E China city remembers wartime American hero
Xinhua | Updated: 2017-12-25 20:22
HANGZHOU -- Eighty years after its fall to the Japanese, East China's Hangzhou city paid tribute to an American missionary who helped save the lives of tens of thousands of people during one of the darkest periods of the city's history.
In an event held on Sunday, teachers, students and historians of Hangzhou recounted the heroic deeds of Edward H Clayton, who after the city's fall in 1937 established a refugee camp at the city's Wayland Academy, a school he founded, to provide shelter to more than 10,000 women and 2,000 orphans over the next four years.
"As Japan hadn't declared war against the United States and Britain at the time Japanese troops captured Hangzhou, sites run by Americans and the British became temporary safe havens for refugees and injured soldiers," said Zhou Donghua, a historian at Hangzhou Normal University.
In 1944, Clayton published a memoir titled "Heaven Below," recollecting his 30 years in Hangzhou, capital of Zhejiang province, including life after the city's fall.
Shen Hong, a professor at Zhejiang University, came upon the book in 2007 and Clayton's stories became better known to Hangzhou residents.
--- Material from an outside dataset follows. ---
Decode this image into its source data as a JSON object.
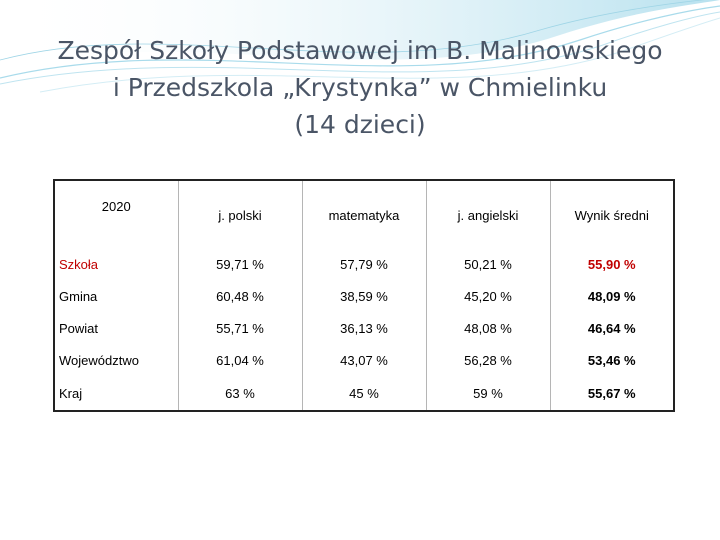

They hailed him as the "Oskar Schindler of Hangzhou," after the German industrialist who helped save the lives of more than a thousand Jews during the Holocaust.
Teachers at Hangzhou No 2 High School, a successor to Wayland, have started translating "Heaven Below" into Chinese in hopes of keeping the memories alive.
In a visit to Vanderbilt University, Clayton's alma mater, Shen found among the archives two long letters Clayton sent home during WWII. They detailed the atrocities the Japanese had committed as well as the difficulties the missionary endured to keep the refugees safe.
"From Clayton's letters, we know that he and his wife could have left China after the war broke out, but they chose to stay and offer humanitarian aid to women and children at the risk of their own lives," said Shen. "This heroic deed should be remembered by generations to come."